Prescription Opioids. V. Metabolism and Excretion of Oxymorphone in Urine Following Controlled Single Dose Administration.

Oxymorphone (OM), a prescription opioid and metabolite of oxycodone, was included in the recently published proposed revisions to the Mandatory Guidelines for Federal Workplace Drug Testing Programs. To facilitate toxicological interpretation, this study characterized the time course of OM and its metabolite, noroxymorphone (NOM), in hydrolyzed and non-hydrolyzed urine specimens. Twelve healthy subjects were administered a single 10 mg controlled-release OM dose, followed by a periodic collection of pooled urine specimens for 54 h following administration. Analysis for free and total OM and NOM was conducted by liquid chromatography tandem mass spectrometry (LC-MS-MS), at a 50 ng/mL limit of quantitation (LOQ). Following enzymatic hydrolysis, OM and NOM were detected in 89.9% and 13.5% specimens, respectively. Without hydrolysis, OM was detected in 8.1% specimens, and NOM was not detected. The mean ratio of hydrolyzed OM to NOM was 41.6. OM was frequently detected in the first pooled collection 0-2 h post-dose, appearing at a mean of 2.4 h. NOM appeared at a mean of 8.3 h. The period of detection at the 50 ng/mL threshold averaged 50.7 h for OM and 11.0 h for NOM. These data support that OM analysis conducted using a 50 ng/mL threshold should include hydrolysis or optimize sensitivity for conjugated OM.

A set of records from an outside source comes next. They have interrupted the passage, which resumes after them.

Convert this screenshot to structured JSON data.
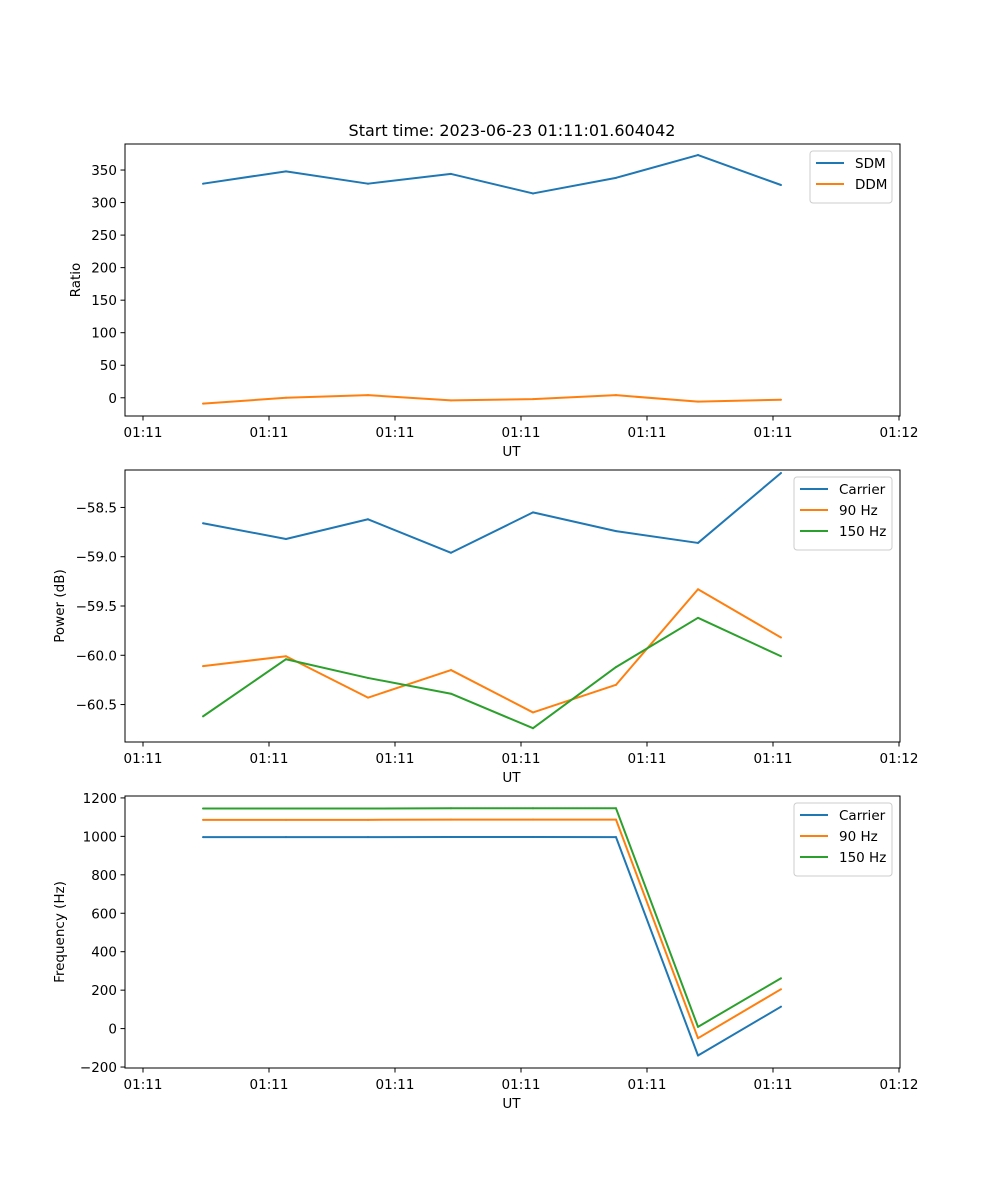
{
  "figure": {
    "title": "Start time: 2023-06-23 01:11:01.604042"
  },
  "chart_data": [
    {
      "type": "line",
      "title": "Start time: 2023-06-23 01:11:01.604042",
      "xlabel": "UT",
      "ylabel": "Ratio",
      "x": [
        1,
        2,
        3,
        4,
        5,
        6,
        7,
        8
      ],
      "x_tick_labels": [
        "01:11",
        "01:11",
        "01:11",
        "01:11",
        "01:11",
        "01:11",
        "01:11"
      ],
      "x_tick_last": "01:12",
      "y_ticks": [
        0,
        50,
        100,
        150,
        200,
        250,
        300,
        350
      ],
      "ylim": [
        -28,
        390
      ],
      "legend_position": "top-right",
      "grid": false,
      "series": [
        {
          "name": "SDM",
          "color": "#1f77b4",
          "values": [
            329,
            348,
            329,
            344,
            314,
            338,
            373,
            327
          ]
        },
        {
          "name": "DDM",
          "color": "#ff7f0e",
          "values": [
            -9,
            0,
            4,
            -4,
            -2,
            4,
            -6,
            -3
          ]
        }
      ]
    },
    {
      "type": "line",
      "xlabel": "UT",
      "ylabel": "Power (dB)",
      "x": [
        1,
        2,
        3,
        4,
        5,
        6,
        7,
        8
      ],
      "x_tick_labels": [
        "01:11",
        "01:11",
        "01:11",
        "01:11",
        "01:11",
        "01:11",
        "01:11"
      ],
      "x_tick_last": "01:12",
      "y_ticks": [
        -60.5,
        -60.0,
        -59.5,
        -59.0,
        -58.5
      ],
      "y_tick_labels": [
        "−60.5",
        "−60.0",
        "−59.5",
        "−59.0",
        "−58.5"
      ],
      "ylim": [
        -60.88,
        -58.12
      ],
      "legend_position": "top-right",
      "grid": false,
      "series": [
        {
          "name": "Carrier",
          "color": "#1f77b4",
          "values": [
            -58.66,
            -58.82,
            -58.62,
            -58.96,
            -58.55,
            -58.74,
            -58.86,
            -58.15
          ]
        },
        {
          "name": "90 Hz",
          "color": "#ff7f0e",
          "values": [
            -60.11,
            -60.01,
            -60.43,
            -60.15,
            -60.58,
            -60.3,
            -59.33,
            -59.82
          ]
        },
        {
          "name": "150 Hz",
          "color": "#2ca02c",
          "values": [
            -60.62,
            -60.04,
            -60.23,
            -60.39,
            -60.74,
            -60.12,
            -59.62,
            -60.01
          ]
        }
      ]
    },
    {
      "type": "line",
      "xlabel": "UT",
      "ylabel": "Frequency (Hz)",
      "x": [
        1,
        2,
        3,
        4,
        5,
        6,
        7,
        8
      ],
      "x_tick_labels": [
        "01:11",
        "01:11",
        "01:11",
        "01:11",
        "01:11",
        "01:11",
        "01:11"
      ],
      "x_tick_last": "01:12",
      "y_ticks": [
        -200,
        0,
        200,
        400,
        600,
        800,
        1000,
        1200
      ],
      "y_tick_labels": [
        "−200",
        "0",
        "200",
        "400",
        "600",
        "800",
        "1000",
        "1200"
      ],
      "ylim": [
        -205,
        1210
      ],
      "legend_position": "top-right",
      "grid": false,
      "series": [
        {
          "name": "Carrier",
          "color": "#1f77b4",
          "values": [
            996,
            996,
            996,
            997,
            997,
            996,
            -140,
            114
          ]
        },
        {
          "name": "90 Hz",
          "color": "#ff7f0e",
          "values": [
            1086,
            1086,
            1086,
            1087,
            1087,
            1087,
            -50,
            205
          ]
        },
        {
          "name": "150 Hz",
          "color": "#2ca02c",
          "values": [
            1145,
            1145,
            1145,
            1146,
            1146,
            1146,
            9,
            262
          ]
        }
      ]
    }
  ]
}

Non-smoker exposure to secondhand cannabis smoke. I. Urine screening and confirmation results.

Increased cannabis potency has renewed concerns that secondhand exposure to cannabis smoke can produce positive drug tests. A systematic study was conducted of smoke exposure on drug-free participants. Six experienced cannabis users smoked cannabis cigarettes (5.3% THC in Session 1 and 11.3% THC in Sessions 2 and 3) in a sealed chamber. Six non-smokers were seated with smokers in an alternating manner. Sessions 1 and 2 were conducted with no ventilation and ventilation was employed in Session 3. Non-smoking participant specimens (collected 0-34 h) were analyzed with four immunoassays at different cutoff concentrations (20, 50, 75 and 100 ng/mL) and by GC-MS (LOQ = 0.75 ng/mL). No presumptive positives occurred for non-smokers at 100 and 75 ng/mL; a single positive occurred at 50 ng/mL; and multiple positives occurred at 20 ng/mL. Maximum THCCOOH concentrations by GC-MS for non-smokers ranged from 1.3 to 57.5 ng/mL. THCCOOH concentrations generally increased with THC potency, but room ventilation substantially reduced exposure levels. These results demonstrate that extreme cannabis smoke exposure can produce positive urine tests at commonly utilized cutoff concentrations. However, positive tests are likely to be rare, limited to the hours immediately post-exposure, and occur only under environmental circumstances where exposure is obvious.